Coronavirus-Delta-Variant-Cripples-Bangladesh-In-Third-COVID-19-Wave

Surge In Cases Marks Bangladesh Third Wave Of COVID Cases, Due Largely To Coronavirus Delta Variant Which Crossed Into Bangladesh From India.

By Jonny Lupsha

After daily coronavirus cases in Bangladesh quintupled, citizens of the small country in South Asia found themselves under another national lockdown to limit disease spread. The Surge In Cases Marks Bangladesh’s Third Wave Of COVID-19 Cases, Due Largely To The Coronavirus Delta Variant Which Crossed Into Bangladesh From India. India surrounds Bangladesh on its west, north, and east sides; the Bay of Bengal lies to the south.

Just 3.5% of Bangladesh citizens have received a COVID vaccination. The pandemic is just the latest struggle the country has faced in the last 100 years. In his video series A History of India, Dr. Michael Fisher, the Robert S. Danforth Professor of History at Oberlin College, said much of Bangladesh’s turmoil revolves around its three partitions as a nation.

The First Two Partitions of Bengal

“In 1905, the British colonial Raj divided majority Muslim East Bengal from predominantly Hindu West Bengal,” Dr. Fisher said. “The British justified this on purely administrative grounds since the province had been so huge, but most scholars agree that this was really a British political effort to weaken the Indian national leaders based in Calcutta.”

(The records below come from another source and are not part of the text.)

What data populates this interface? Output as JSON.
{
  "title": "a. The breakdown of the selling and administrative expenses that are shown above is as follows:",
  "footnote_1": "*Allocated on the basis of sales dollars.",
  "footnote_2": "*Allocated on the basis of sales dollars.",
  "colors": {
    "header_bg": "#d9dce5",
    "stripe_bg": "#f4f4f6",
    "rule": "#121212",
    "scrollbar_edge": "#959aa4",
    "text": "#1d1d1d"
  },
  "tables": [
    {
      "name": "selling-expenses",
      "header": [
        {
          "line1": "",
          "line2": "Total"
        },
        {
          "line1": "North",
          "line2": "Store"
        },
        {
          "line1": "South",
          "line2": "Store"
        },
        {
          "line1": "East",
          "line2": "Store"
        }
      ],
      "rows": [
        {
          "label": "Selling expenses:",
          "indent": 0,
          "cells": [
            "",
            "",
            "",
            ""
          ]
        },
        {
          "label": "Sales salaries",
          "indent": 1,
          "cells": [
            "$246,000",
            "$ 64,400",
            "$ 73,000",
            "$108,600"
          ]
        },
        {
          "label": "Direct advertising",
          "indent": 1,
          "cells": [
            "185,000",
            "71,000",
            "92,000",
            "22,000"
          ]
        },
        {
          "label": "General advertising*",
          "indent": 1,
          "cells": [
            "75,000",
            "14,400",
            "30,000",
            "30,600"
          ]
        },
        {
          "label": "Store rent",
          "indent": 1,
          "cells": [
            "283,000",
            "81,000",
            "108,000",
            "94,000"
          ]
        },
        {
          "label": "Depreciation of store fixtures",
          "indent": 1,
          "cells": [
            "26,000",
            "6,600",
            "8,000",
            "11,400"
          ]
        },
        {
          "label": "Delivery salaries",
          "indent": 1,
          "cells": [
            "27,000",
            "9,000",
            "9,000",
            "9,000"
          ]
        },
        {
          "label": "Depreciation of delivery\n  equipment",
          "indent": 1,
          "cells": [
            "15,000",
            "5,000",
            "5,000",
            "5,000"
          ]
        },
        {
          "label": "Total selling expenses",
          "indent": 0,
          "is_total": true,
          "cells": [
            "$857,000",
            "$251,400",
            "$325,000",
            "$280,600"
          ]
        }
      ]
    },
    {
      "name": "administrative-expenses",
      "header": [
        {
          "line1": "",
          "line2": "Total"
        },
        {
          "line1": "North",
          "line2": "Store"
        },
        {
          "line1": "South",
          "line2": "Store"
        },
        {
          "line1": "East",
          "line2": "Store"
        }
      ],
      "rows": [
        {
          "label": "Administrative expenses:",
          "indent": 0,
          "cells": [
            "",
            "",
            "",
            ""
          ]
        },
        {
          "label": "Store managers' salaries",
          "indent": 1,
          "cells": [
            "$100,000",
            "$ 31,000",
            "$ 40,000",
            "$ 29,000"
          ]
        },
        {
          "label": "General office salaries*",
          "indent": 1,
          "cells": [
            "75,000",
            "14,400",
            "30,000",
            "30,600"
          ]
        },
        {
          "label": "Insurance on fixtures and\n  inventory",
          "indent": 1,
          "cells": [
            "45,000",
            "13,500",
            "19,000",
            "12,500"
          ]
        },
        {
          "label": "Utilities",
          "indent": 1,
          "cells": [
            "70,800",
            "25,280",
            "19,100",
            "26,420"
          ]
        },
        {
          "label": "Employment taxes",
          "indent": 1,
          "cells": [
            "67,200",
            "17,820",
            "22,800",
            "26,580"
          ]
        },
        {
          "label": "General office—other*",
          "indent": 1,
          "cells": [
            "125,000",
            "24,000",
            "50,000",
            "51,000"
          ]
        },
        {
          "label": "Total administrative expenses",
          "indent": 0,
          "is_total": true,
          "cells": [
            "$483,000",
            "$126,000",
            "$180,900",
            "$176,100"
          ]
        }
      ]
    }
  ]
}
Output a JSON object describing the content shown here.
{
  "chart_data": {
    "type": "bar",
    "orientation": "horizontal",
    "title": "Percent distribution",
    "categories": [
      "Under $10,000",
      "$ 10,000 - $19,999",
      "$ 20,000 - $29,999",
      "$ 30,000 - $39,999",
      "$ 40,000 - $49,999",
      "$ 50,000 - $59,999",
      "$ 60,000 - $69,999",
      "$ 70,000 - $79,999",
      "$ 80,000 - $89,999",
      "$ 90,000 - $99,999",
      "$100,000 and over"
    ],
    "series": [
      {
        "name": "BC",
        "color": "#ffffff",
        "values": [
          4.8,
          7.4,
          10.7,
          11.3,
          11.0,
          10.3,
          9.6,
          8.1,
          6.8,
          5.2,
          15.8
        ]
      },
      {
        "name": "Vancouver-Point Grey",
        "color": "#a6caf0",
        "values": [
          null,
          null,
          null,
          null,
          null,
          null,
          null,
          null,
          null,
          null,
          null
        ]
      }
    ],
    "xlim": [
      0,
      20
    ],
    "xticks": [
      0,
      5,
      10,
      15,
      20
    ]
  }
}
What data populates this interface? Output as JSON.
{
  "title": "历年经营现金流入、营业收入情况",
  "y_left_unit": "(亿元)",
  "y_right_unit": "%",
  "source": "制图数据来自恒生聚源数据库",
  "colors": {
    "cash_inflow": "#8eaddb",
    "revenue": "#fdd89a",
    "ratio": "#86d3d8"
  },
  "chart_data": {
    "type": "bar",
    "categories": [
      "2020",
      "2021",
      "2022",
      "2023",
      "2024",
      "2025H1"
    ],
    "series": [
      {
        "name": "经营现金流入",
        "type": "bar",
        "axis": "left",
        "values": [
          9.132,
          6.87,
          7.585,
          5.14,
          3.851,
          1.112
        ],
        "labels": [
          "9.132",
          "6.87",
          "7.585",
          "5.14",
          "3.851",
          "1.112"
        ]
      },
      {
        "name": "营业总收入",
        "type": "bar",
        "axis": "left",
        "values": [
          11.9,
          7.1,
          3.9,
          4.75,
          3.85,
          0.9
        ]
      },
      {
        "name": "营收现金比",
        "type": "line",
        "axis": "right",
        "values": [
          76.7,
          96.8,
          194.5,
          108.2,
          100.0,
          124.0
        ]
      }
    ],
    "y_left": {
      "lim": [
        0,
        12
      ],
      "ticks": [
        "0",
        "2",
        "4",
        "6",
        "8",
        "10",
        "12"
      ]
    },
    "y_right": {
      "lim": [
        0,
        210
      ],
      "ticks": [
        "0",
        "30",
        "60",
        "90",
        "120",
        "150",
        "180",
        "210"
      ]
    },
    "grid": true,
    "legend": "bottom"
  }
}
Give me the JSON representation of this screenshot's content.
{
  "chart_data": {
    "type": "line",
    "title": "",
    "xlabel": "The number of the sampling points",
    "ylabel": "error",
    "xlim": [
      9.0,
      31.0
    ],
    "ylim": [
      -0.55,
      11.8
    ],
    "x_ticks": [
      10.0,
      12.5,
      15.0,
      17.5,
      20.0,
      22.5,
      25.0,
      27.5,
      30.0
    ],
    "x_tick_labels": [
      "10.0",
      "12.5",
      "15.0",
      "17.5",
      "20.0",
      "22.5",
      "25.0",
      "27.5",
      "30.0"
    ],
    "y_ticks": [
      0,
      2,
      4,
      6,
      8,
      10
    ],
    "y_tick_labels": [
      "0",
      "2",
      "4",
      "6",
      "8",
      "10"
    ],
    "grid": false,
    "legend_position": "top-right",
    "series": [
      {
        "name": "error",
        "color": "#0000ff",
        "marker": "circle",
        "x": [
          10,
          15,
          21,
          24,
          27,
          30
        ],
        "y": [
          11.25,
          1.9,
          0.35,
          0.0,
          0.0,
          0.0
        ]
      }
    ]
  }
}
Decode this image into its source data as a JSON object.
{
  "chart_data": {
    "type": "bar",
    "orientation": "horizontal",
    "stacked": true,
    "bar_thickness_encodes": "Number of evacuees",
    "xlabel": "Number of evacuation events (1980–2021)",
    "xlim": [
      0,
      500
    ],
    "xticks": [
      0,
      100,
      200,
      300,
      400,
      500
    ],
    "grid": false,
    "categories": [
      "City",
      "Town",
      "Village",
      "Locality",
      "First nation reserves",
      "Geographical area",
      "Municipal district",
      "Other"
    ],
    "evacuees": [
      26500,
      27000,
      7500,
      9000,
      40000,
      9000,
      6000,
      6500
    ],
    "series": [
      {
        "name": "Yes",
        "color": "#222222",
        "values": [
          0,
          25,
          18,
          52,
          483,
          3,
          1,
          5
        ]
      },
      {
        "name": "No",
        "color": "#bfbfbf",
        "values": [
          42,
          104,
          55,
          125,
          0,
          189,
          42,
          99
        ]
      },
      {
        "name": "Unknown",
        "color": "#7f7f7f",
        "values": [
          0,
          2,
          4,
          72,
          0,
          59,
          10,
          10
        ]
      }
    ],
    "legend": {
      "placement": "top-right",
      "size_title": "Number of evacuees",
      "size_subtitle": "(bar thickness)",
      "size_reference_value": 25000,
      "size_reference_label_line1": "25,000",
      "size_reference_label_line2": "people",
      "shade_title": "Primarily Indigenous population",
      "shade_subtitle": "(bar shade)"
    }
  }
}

The British hoped to split the Bengalis into “Hindus vs. Muslims” in order to divide and rule, but widespread protests caused them to rejoin Bengal seven years later. When the British left in 1947, they partitioned the area again—this time, after being pushed by Muslim nationalist leaders who had gotten the idea from the first partition.

Dr. Fisher said the new nation of Pakistan had hoped to claim all of Bengal, but only got the eastern half. Up to two million Bengali Hindus fled to India, and most non-Muslims in Pakistan’s west wing fled or were killed. Bangladesh today is 12% Hindu, while Pakistan is approximately 3% Hindu. Meanwhile, non-Bengali Muslims left India for East Pakistan.

The Third Partition of Bangladesh

After the creation of East Pakistan and West Pakistan in 1947, many East Pakistanis felt like an internal colony. Meanwhile, many Bengalis found a renewed sense of pride in cultural heritage, resulting in a politicized movement to make Bengali a national language of Pakistan, which they did in 1954.

“The Awami or People’s League was founded in 1953 as an expression of Bengali political aspirations, but free and democratic expression in Pakistan was highly limited,” Dr. Fisher said. “Under the regime of West Pakistani General Iskander Mirza, most of the Awami League leaders were imprisoned. As [they] were sporadically released, Sheikh Mujibir Rahman emerged as the reconstituted Awami League’s most prominent figure from the early 1960s onward.”

Another West Pakistani leader, General Yahya Khan, called for an election to be held in 1970 for a new national Assembly. Rahman and the Awami League won 99% of the vote in East Pakistan, weakening West Pakistan’s hold on the country. General Khan rejected the election results and suspended the Assembly, and when talks between East Pakistan and West Pakistan deteriorated, the Pakistan Army invaded East Pakistan, driving millions of residents to flee for India. India armed them and sent them back to Pakistan to fight as the Mukti Bahini, or Freedom Force.

“However, pro-Pakistani Islamists allied with the Pakistan Army,” Dr. Fisher said. “All this fighting entailed mass killings, but the scale of the deaths remains highly disputed. Pakistani authorities have reluctantly admitted to about 300,000 killed, but many Bengalis claim 10 times that many died.” In the end, the Indian Army invaded in support of the Mukti Bahini, capturing the entire Pakistan Army—about 100,000 men. India withdrew, leaving Bangladesh independent after three national partitions in under 70 years.

With tense memories still causing a rift between the India-leaning Bengali and the Pakistani-leaning Muslim populations, Bangladesh adds a deadly third wave of the pandemic to its troubles. Its future remains uncertain, while its people are determined and perseverant.